CLEARLY THE DEVELOPMENT of racial categories allowed the domination of people from one continent in the form of slavery and the genocide of another in the form of Western expansion. But once the West was "tamed" and slaves were emancipated, why should false justifications be continued? What is the continuing purpose of the belief in white supremacy in its variety of forms?
David R. Roediger, in his accessibly written The Wages of Whiteness: Race and the Making of the American Working Class, conjectures that race became a tool of the elite to offer a concession to the white working class in order to keep people of common self-interest divided, thereby leaving real power unchallenged. Roediger, himself a Marxist, also demonstrates the shortcomings of traditional Marxist explanations for the continuation of an ideology of race superiority. He argues that trying to ascribe all race problems to class issues implies that a class revolution would "solve" the race issue, and instead he offers a more insightful evaluation of human nature and U.S. history.
In The Rise and Fall of the White Republic: Class Politics and Mass Culture in Nineteenth-Century America, Alexander Saxton examines the "intellectual history" of white racism. In somewhat dense prose, he traces the development of the Founding Fathers justifications for slavery and genocide in order to expand the territory of the new republic, strengthen its economic position globally, and build a coalition of people who would support this new ruling elite even against their own self-interest.
Theodore Allen, in his The Invention of the White Race: Racial Oppression and Social Control: Volume One, examines the transformation of the Scottish, Irish, and German immigrants into a single, inclusive category of white people. This "key paradox of American history," as Allen calls itthe metamorphosis of servants, tenants, farmers, and merchants into a cohesive groupcreates a democracy built on certain race assumptions.

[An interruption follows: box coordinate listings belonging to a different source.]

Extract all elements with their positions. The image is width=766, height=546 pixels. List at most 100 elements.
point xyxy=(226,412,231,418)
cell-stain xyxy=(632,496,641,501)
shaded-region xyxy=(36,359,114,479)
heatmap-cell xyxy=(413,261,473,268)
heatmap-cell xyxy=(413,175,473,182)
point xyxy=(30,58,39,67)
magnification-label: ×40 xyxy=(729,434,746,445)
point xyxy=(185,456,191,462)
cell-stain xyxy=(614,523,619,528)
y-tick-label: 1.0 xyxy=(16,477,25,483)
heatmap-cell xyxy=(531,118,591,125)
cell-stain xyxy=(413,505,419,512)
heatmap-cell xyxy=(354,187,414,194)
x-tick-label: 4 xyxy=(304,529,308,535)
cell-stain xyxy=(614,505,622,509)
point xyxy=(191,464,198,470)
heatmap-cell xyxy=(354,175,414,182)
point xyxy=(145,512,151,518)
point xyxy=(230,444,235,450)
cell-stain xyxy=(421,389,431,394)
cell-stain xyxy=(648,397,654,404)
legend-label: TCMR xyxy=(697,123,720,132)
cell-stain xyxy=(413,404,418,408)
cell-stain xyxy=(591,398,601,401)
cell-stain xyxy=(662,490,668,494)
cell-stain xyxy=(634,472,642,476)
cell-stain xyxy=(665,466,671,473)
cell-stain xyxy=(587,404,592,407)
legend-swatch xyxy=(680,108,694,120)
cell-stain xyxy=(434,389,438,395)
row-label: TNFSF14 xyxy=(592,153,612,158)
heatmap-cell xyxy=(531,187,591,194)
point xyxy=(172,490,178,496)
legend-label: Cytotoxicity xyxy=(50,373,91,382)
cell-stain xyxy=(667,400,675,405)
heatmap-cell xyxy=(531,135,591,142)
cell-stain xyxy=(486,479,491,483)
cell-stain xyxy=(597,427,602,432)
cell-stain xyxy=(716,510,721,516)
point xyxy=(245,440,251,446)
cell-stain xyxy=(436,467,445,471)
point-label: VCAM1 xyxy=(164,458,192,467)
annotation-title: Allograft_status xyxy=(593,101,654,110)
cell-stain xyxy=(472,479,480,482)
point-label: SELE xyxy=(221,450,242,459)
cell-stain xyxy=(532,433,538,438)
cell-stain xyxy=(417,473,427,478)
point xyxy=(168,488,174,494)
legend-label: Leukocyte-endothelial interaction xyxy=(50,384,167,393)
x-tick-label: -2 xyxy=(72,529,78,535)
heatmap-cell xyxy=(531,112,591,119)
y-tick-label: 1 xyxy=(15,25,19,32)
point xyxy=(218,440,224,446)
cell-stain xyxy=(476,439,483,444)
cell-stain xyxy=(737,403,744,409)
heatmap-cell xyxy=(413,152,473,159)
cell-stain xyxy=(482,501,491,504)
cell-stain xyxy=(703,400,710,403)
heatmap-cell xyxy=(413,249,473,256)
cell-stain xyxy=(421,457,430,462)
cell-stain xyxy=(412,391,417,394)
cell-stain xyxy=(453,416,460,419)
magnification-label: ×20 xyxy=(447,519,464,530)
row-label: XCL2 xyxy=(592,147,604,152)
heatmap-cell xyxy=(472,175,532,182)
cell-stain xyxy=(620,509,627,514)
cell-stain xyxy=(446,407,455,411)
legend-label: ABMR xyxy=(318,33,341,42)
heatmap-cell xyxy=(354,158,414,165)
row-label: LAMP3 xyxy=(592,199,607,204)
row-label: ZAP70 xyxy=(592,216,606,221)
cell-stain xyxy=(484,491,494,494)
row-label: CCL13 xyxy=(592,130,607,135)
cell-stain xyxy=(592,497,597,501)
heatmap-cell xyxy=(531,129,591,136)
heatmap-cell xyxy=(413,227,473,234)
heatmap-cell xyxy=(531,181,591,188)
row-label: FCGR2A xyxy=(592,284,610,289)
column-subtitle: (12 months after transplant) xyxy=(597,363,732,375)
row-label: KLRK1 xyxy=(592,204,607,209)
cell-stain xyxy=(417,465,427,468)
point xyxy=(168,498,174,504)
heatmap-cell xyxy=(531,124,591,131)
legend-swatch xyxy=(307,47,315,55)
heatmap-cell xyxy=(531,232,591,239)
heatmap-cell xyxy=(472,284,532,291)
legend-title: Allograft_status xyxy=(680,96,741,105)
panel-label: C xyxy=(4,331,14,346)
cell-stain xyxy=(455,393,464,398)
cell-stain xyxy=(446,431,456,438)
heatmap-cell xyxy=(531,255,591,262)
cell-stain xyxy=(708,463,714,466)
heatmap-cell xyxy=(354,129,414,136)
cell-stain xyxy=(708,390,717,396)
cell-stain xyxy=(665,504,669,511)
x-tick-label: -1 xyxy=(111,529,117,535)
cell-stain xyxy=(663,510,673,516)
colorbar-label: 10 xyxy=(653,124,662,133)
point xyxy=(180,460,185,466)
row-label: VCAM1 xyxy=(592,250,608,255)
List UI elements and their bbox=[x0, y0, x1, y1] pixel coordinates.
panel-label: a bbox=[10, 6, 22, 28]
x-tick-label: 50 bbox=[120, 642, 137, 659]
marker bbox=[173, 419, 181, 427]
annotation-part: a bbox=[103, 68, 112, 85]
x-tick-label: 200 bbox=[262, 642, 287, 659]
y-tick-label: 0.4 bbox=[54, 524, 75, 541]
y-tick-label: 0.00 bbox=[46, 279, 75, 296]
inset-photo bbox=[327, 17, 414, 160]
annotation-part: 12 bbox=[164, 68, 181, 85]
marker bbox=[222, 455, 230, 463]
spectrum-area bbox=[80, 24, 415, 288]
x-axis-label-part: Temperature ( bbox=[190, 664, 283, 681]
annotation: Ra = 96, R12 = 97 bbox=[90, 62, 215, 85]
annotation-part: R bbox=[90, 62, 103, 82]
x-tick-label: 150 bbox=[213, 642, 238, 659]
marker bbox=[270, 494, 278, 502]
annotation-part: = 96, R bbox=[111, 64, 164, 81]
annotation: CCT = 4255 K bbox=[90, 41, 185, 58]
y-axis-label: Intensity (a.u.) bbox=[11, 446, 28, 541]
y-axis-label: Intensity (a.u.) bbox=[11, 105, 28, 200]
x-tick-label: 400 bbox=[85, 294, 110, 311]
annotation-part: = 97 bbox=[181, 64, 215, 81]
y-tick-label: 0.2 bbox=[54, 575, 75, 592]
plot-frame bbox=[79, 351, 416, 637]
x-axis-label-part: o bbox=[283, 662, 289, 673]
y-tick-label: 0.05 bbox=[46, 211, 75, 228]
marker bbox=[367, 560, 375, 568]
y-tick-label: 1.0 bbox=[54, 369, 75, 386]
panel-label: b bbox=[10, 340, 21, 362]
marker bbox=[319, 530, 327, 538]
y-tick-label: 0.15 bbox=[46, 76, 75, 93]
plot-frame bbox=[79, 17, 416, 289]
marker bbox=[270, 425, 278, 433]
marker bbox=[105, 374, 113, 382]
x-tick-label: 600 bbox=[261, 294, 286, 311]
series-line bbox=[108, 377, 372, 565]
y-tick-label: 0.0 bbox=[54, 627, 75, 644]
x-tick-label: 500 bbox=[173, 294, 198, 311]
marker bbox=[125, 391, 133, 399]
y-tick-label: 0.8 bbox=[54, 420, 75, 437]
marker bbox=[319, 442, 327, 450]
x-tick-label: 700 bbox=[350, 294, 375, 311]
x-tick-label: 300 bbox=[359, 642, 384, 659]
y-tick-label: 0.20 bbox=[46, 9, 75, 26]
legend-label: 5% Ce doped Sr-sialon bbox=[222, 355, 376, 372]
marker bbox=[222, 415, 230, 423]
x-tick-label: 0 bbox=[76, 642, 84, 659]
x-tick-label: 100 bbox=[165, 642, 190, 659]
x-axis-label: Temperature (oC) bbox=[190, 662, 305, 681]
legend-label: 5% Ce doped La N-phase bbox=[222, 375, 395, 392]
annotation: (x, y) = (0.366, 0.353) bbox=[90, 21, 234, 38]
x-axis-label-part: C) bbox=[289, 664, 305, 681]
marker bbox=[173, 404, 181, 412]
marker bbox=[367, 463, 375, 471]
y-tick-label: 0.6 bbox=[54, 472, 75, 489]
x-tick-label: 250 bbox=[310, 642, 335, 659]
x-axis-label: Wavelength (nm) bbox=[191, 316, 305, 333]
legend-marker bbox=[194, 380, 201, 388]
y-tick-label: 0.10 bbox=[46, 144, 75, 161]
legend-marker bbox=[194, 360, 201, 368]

Thus Allen, to a greater degree than Roediger and Saxton, concentrates on social control as the basis for the maintenance of the ideology of white supremacy. By recounting the history of Irish integration into the American project, Allen shows decidedly how this control was maintained. The second volume of Allens project, The Invention of the White Race: The Origins of Racial Oppression in Anglo-America, is due out in June.
These three books challenge those whose origin hails from Europe to declare allegiance, to determine if we are in fact white. When we figure that out, as James Baldwin indicates, perhaps there may be hope for us all.